Os números não mentem, ainda que a interpretação seja frequentemente enviesada. No orçamento de 2024, os gastos com Forças Armadas somam R$ 86,8 bilhões, enquanto incentivos fiscais para empresas alcançam R$ 97,7 bilhões até agosto. Acrescente-se a isso os R$ 44,67 bilhões destinados às emendas parlamentares – muitas vezes instrumentos de barganha política –, e temos um total de R$ 229,17 bilhões que raramente entram na mira dos “ajustes”. E isso sem falar na generosidade do Plano Safra 2024/2025: R$ 400,59 bilhões para os gigantes do agronegócio, muitas vezes os mesmos que acumulam dívidas monumentais.
O discurso hegemônico evita tocar em privilégios estabelecidos, optando por sacrificar o pouco que sustenta muitos. Quando se fala em cortes, não são os incentivos bilionários ao setor empresarial ou os subsídios ao agro que entram em pauta. Ao contrário, é a proteção social que se torna alvo preferencial. Programas como o Bolsa Família (R$ 14 bilhões), o Benefício de Prestação Continuada (R$ 30 bilhões), o Farmácia Popular (R$ 3,4 bilhões) e até iniciativas modestas, como o Vale Gás (R$ 3,7 bilhões), são tratados como “excessos” a serem eliminados.
Somados, esses programas representam R$ 60,8 bilhões – menos de um sexto do que é destinado às Forças Armadas, incentivos fiscais e emendas parlamentares. Ainda assim, são apresentados como o grande problema fiscal. Sem falar, claro, também das sempre sacrificadas áreas como Meio Ambiente e Cultura. É uma narrativa que desconsidera vidas humanas e ignora o papel essencial desses programas para a sobrevivência de milhões de brasileiros.
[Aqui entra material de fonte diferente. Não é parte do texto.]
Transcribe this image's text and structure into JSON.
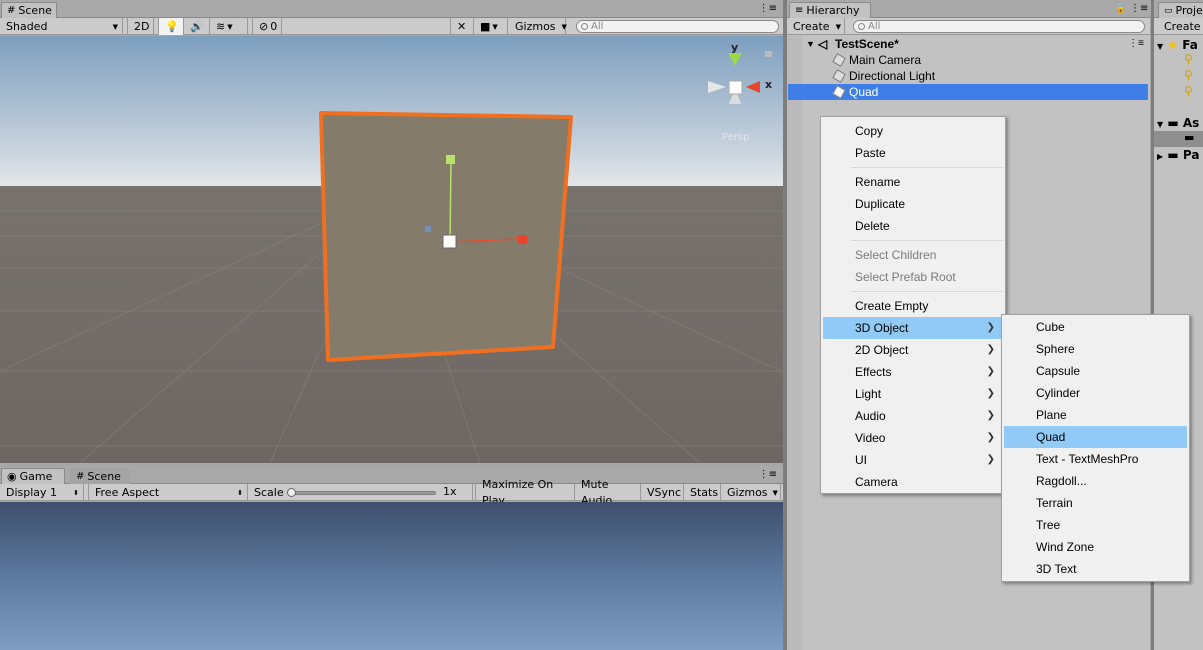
{
  "scene_panel": {
    "tab": "Scene",
    "shading": "Shaded",
    "btn_2d": "2D",
    "audio_count": "0",
    "gizmos": "Gizmos",
    "search_placeholder": "All",
    "axis_y": "y",
    "axis_x": "x",
    "persp": "Persp"
  },
  "game_panel": {
    "tabs": [
      "Game",
      "Scene"
    ],
    "display": "Display 1",
    "aspect": "Free Aspect",
    "scale_label": "Scale",
    "scale_value": "1x",
    "maximize": "Maximize On Play",
    "mute": "Mute Audio",
    "vsync": "VSync",
    "stats": "Stats",
    "gizmos": "Gizmos",
    "scale_fraction": 0.0
  },
  "hierarchy": {
    "tab": "Hierarchy",
    "create": "Create",
    "search_placeholder": "All",
    "scene_name": "TestScene*",
    "items": [
      "Main Camera",
      "Directional Light",
      "Quad"
    ],
    "selected": "Quad"
  },
  "project": {
    "tab": "Proje",
    "create": "Create",
    "fav": "Fa",
    "assets": "As",
    "packages": "Pa"
  },
  "context_menu": {
    "items": [
      {
        "label": "Copy"
      },
      {
        "label": "Paste"
      },
      {
        "label": "Rename"
      },
      {
        "label": "Duplicate"
      },
      {
        "label": "Delete"
      },
      {
        "label": "Select Children",
        "disabled": true
      },
      {
        "label": "Select Prefab Root",
        "disabled": true
      },
      {
        "label": "Create Empty"
      },
      {
        "label": "3D Object",
        "submenu": true,
        "highlighted": true
      },
      {
        "label": "2D Object",
        "submenu": true
      },
      {
        "label": "Effects",
        "submenu": true
      },
      {
        "label": "Light",
        "submenu": true
      },
      {
        "label": "Audio",
        "submenu": true
      },
      {
        "label": "Video",
        "submenu": true
      },
      {
        "label": "UI",
        "submenu": true
      },
      {
        "label": "Camera"
      }
    ]
  },
  "submenu_3d": {
    "items": [
      "Cube",
      "Sphere",
      "Capsule",
      "Cylinder",
      "Plane",
      "Quad",
      "Text - TextMeshPro",
      "Ragdoll...",
      "Terrain",
      "Tree",
      "Wind Zone",
      "3D Text"
    ],
    "highlighted": "Quad"
  },
  "colors": {
    "selection": "#3e7ee6",
    "menu_highlight": "#91c9f7",
    "quad_outline": "#f07020",
    "quad_fill": "#857b6a"
  }
}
Há um padrão evidente nessa dança de cortes: desmontar, pouco a pouco, as bases de um projeto de governo que foi escolhido democraticamente nas urnas. E que, como vemos, é rejeitado pela seita que não aceita o resultado das últimas eleições e trama um golpe de Estado. Enquanto a retórica dos “ajustes” é propagada como técnica e neutra, seu impacto é profundamente político e ideológico. Trata-se, na prática, de inviabilizar políticas públicas que combatem desigualdades históricas, ao mesmo tempo em que se preserva – ou mesmo se amplia – a “bondade” destinada aos setores mais abastados.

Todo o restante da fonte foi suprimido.